One of the exhibits showcased a letter written by one of Haiti’s founding fathers, Toussaint Louverture. (By the way, his penmanship was EXCELLENT. Everyone who saw it also agreed that there should come out a “Louverture Font”.) All my life, I was always reminded of this revolutionary, who banned slavery in Haiti and made it the first Black republic. To be in close proximity to a document that he had penned stirred something within the depths of my soul, and I felt a burning sensation as though I was being baptized with fire. Looking up at the sculpted figure of Louverture, I could see a slight resemblance of my Haitian brothers and sisters in him.
“His legacy lay in his actions,” a note read. Those words, too, stirred my soul. There were other artifacts (i.e. Nat Turner’s Bible and Harriet Tubman’s shawl). It will take days to mention the others – more than 35,000 to be exact.
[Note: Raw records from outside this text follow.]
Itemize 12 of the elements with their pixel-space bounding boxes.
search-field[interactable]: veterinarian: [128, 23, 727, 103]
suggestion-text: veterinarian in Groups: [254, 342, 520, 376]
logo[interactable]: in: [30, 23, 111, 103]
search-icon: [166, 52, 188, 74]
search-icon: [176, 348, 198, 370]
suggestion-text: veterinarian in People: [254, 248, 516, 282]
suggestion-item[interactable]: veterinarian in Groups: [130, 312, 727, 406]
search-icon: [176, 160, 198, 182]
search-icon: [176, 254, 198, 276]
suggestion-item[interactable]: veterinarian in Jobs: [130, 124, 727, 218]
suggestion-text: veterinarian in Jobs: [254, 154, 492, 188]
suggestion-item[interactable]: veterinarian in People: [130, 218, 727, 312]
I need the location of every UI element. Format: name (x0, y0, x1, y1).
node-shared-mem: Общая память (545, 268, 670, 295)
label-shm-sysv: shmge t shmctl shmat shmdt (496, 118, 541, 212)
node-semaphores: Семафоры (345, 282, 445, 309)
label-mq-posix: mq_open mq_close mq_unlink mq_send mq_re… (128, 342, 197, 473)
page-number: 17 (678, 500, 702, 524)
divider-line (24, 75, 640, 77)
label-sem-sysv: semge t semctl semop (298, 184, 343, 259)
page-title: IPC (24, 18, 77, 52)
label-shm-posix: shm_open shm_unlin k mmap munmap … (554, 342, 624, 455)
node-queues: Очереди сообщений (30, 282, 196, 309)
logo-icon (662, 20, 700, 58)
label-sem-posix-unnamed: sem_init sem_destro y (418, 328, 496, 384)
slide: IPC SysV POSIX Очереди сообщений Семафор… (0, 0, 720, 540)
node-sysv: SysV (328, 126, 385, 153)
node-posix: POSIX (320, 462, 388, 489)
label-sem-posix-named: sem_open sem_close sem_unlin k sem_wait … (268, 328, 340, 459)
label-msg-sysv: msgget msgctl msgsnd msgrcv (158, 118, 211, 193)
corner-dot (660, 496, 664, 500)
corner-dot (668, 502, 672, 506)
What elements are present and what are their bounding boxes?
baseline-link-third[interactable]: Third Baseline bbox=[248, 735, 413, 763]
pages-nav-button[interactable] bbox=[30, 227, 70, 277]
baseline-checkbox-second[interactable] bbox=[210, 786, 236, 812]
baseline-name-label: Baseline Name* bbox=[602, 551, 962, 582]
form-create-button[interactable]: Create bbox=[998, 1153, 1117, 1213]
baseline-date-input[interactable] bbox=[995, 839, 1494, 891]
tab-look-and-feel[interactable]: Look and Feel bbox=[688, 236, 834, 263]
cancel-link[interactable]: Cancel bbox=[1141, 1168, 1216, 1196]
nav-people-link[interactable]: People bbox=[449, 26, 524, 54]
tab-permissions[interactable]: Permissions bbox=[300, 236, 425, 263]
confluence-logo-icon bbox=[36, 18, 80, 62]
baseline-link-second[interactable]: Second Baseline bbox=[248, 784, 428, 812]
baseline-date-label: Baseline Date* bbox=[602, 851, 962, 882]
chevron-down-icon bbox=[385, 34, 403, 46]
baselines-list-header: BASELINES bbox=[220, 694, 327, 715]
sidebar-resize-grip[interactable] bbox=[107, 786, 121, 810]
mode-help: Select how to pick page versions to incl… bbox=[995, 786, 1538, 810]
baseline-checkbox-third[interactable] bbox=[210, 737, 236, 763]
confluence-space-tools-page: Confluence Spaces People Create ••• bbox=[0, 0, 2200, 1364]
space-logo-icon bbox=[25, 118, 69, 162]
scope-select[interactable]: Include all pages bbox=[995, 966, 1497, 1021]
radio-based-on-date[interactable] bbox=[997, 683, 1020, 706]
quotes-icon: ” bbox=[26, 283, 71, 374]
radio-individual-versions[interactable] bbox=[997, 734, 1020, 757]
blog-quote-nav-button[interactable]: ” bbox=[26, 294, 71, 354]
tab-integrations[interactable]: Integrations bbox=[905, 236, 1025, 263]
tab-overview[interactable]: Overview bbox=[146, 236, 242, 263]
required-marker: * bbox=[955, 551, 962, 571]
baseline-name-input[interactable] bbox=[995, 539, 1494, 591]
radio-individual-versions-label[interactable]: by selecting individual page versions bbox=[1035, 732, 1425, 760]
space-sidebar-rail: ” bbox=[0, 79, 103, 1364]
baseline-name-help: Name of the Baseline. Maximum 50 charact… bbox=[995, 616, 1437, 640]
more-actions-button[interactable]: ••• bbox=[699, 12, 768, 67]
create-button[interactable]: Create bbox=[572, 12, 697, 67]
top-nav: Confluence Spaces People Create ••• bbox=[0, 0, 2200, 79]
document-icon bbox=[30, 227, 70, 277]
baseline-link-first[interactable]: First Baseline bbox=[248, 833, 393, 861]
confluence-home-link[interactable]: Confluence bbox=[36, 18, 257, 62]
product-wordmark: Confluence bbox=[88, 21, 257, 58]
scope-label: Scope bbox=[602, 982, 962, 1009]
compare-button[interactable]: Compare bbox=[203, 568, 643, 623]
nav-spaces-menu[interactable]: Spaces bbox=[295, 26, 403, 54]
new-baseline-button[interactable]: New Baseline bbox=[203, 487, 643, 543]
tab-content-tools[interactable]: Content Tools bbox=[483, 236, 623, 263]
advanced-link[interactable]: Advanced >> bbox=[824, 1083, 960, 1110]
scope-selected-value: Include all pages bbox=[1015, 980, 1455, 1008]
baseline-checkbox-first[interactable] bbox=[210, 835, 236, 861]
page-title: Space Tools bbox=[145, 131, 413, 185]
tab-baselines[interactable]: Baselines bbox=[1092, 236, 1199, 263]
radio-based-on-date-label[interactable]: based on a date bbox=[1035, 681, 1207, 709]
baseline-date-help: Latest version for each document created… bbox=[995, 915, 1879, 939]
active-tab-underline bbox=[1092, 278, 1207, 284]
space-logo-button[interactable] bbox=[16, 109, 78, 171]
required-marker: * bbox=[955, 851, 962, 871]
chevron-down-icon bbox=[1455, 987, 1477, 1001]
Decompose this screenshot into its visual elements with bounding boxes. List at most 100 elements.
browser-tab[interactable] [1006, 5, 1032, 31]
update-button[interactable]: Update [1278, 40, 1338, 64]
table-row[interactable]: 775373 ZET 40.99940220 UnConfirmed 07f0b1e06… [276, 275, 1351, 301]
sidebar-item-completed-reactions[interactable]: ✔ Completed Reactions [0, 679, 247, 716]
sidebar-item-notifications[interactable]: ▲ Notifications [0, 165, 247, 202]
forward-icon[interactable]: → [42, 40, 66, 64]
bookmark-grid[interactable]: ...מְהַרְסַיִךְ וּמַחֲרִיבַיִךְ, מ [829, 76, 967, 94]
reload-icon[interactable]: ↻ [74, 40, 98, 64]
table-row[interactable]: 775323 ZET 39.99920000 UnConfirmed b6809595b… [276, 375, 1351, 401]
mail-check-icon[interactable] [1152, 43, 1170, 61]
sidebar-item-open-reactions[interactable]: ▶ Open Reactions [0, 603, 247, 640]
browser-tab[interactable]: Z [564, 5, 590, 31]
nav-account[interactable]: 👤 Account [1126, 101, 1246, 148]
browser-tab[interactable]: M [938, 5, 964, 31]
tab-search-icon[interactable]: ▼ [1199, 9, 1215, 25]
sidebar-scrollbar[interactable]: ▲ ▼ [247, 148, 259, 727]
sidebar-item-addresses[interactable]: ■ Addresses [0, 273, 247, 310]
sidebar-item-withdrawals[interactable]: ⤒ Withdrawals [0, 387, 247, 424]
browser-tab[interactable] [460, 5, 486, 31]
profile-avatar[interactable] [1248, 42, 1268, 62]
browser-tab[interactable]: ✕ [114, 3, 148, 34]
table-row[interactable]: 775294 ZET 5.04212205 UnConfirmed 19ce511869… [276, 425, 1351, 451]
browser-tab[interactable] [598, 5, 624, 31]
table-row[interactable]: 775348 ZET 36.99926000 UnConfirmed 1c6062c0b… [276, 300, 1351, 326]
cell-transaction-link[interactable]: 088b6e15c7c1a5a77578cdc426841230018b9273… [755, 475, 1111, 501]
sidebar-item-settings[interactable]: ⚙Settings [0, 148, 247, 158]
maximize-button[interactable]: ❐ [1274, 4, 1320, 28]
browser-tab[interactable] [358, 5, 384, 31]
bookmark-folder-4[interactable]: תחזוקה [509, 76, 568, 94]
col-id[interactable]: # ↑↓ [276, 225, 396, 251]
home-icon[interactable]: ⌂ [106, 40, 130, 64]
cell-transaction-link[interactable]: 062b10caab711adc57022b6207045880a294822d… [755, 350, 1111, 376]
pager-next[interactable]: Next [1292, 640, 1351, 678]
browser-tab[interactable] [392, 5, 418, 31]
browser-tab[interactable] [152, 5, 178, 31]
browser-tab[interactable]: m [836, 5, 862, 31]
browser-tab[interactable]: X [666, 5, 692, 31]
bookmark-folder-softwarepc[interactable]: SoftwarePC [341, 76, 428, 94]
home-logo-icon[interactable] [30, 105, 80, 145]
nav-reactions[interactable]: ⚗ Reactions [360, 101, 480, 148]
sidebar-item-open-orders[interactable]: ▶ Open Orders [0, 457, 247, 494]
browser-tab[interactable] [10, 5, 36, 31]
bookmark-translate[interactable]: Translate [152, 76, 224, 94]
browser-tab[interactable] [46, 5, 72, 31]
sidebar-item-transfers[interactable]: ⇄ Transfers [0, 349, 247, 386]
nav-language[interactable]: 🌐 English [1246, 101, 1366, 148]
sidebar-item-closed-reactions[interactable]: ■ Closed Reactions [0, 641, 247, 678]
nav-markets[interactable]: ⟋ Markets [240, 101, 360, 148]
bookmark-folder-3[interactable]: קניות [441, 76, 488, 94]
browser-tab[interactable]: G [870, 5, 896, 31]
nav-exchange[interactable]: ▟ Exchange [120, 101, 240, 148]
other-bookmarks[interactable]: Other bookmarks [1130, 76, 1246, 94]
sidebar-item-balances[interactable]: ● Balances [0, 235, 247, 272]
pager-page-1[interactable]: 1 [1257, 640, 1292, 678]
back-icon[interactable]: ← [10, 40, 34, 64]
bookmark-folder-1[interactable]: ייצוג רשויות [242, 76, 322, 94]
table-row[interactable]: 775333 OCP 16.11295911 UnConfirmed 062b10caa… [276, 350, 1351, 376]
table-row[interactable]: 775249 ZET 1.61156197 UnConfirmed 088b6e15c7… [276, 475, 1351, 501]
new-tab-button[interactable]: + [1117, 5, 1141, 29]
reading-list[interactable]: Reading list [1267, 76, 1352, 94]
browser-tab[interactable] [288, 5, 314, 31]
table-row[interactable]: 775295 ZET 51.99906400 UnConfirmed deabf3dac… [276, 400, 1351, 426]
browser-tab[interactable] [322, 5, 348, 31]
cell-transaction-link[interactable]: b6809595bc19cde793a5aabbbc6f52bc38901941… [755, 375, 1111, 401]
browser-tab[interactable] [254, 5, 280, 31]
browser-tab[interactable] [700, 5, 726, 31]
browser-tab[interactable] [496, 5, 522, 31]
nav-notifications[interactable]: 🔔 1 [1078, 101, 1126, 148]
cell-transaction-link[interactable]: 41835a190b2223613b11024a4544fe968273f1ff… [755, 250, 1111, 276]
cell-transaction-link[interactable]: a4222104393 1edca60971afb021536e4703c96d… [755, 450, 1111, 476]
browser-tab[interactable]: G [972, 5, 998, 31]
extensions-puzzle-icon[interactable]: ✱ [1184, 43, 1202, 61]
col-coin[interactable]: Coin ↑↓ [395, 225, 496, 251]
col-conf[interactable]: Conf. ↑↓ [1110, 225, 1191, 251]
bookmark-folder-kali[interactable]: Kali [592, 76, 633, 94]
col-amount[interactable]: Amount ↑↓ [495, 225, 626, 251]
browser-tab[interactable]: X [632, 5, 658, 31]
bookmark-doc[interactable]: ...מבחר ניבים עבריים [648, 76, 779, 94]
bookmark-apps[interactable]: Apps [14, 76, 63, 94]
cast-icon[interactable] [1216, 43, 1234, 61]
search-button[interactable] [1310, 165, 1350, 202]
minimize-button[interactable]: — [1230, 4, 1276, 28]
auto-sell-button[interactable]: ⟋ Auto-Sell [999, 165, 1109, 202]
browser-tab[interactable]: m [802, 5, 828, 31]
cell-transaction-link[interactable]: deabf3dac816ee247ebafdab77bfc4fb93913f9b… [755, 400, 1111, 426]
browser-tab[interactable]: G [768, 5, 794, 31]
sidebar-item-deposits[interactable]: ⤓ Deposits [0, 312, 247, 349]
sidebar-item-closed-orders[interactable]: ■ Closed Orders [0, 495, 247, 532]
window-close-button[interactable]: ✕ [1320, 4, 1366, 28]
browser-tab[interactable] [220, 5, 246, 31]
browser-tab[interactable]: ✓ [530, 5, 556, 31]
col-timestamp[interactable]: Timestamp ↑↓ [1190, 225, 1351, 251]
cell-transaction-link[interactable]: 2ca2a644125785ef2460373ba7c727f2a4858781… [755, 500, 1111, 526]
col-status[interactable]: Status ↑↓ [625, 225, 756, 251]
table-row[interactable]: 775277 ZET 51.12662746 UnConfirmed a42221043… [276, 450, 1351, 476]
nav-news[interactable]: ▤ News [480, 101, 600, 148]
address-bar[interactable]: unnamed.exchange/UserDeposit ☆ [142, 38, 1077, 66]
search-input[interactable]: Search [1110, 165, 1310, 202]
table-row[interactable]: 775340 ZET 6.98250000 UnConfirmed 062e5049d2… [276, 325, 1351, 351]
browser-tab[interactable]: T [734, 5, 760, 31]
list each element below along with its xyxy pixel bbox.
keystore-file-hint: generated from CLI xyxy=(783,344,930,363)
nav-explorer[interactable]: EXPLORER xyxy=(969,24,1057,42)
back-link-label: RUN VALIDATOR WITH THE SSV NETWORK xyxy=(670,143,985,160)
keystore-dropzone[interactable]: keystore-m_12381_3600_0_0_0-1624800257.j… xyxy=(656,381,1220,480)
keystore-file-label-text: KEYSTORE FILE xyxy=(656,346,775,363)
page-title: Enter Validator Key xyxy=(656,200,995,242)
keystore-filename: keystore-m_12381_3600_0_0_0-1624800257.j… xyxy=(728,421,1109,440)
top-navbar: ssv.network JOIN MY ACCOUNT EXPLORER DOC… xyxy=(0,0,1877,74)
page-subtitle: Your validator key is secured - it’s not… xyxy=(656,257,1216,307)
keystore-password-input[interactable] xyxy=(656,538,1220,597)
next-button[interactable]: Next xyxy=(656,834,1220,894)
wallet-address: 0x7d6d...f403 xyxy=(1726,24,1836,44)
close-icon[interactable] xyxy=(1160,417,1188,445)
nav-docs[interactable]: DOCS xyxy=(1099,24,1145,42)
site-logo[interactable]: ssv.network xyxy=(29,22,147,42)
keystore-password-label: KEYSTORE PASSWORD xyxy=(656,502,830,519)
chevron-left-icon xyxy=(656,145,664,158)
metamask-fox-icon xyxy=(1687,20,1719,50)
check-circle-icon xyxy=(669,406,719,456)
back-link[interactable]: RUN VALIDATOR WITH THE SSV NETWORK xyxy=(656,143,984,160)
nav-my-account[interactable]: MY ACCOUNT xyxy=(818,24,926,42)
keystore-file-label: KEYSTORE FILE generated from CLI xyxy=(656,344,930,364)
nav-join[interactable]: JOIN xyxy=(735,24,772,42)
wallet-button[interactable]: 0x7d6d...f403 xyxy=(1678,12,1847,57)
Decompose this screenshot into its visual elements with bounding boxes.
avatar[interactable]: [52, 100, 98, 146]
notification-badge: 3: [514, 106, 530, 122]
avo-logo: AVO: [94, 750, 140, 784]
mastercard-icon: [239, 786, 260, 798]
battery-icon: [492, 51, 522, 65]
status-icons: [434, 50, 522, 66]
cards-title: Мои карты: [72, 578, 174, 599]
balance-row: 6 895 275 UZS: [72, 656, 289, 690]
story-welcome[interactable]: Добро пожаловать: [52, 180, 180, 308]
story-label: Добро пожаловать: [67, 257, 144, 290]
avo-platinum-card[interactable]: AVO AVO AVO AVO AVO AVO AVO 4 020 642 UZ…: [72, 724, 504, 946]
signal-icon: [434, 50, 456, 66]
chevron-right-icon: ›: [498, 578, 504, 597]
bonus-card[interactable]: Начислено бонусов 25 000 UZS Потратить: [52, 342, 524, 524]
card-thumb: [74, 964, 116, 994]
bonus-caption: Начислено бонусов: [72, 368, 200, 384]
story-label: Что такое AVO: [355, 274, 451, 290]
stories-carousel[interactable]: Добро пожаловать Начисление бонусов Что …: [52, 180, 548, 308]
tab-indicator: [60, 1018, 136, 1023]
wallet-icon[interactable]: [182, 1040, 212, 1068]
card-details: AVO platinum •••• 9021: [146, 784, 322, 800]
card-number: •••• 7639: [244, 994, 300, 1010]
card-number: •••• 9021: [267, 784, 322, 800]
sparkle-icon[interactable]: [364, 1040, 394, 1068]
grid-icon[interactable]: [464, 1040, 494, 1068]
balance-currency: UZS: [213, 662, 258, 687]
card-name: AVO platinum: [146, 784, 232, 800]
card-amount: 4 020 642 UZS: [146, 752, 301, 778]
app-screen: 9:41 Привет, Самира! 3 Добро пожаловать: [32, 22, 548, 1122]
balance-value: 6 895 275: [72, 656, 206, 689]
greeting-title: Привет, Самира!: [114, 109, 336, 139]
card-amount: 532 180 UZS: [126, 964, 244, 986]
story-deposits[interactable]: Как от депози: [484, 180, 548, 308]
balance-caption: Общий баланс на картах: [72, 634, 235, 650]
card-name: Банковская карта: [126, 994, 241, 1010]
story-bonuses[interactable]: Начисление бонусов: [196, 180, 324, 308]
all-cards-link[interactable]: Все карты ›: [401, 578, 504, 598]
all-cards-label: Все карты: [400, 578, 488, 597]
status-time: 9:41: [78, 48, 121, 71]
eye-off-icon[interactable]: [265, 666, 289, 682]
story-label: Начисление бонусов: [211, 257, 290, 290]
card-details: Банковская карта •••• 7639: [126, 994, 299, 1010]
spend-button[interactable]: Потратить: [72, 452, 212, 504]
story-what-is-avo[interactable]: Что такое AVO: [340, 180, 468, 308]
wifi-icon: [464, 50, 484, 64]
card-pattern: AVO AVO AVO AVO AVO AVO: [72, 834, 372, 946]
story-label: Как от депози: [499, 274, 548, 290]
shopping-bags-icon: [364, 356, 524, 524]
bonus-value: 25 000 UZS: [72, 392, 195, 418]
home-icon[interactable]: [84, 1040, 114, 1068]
Although I spent more than three hours inside, I felt like I did not have enough time, and I was running late for the NAAHP Capitol Hill Welcome Reception.
If you get a chance, please visit the museum. You will never be the same. You will have a better understanding of America’s history and how its plays into today’s current racial and social climate. As I left the museum, a few lessons from my experience stuck with me:
1. Give Respect and Honor Where They Are Due
Most of us live on American soil, but no matter where the Haitian Diaspora lands in the world, we still have the blood of our ancestors running through our veins. For those who are currently living in the U.S.A., we are intricately knitted in the fabric of America’s history. We must acknowledge those who tilled the land with seeds of blood. We must make positive contributions not only in Haiti but also in the communities we call home.
2. Look Back to Move Ahead
I have a better understanding of the African proverb, “Sankofa,” which essentially means, “Look back to move ahead.” In order to move forward, we must understand who we are and where we came from. We can go as high as we want, but to remain grounded and centered, we must stay connected to our roots.
3. We Are Resilient
No matter what type of blow life deals us we are made to be conquerors and overcomers. It’s in our DNA! We must carry on the legacy not only of Louverture but also the many others who struggled and sacrificed their blood so that we can have better lives.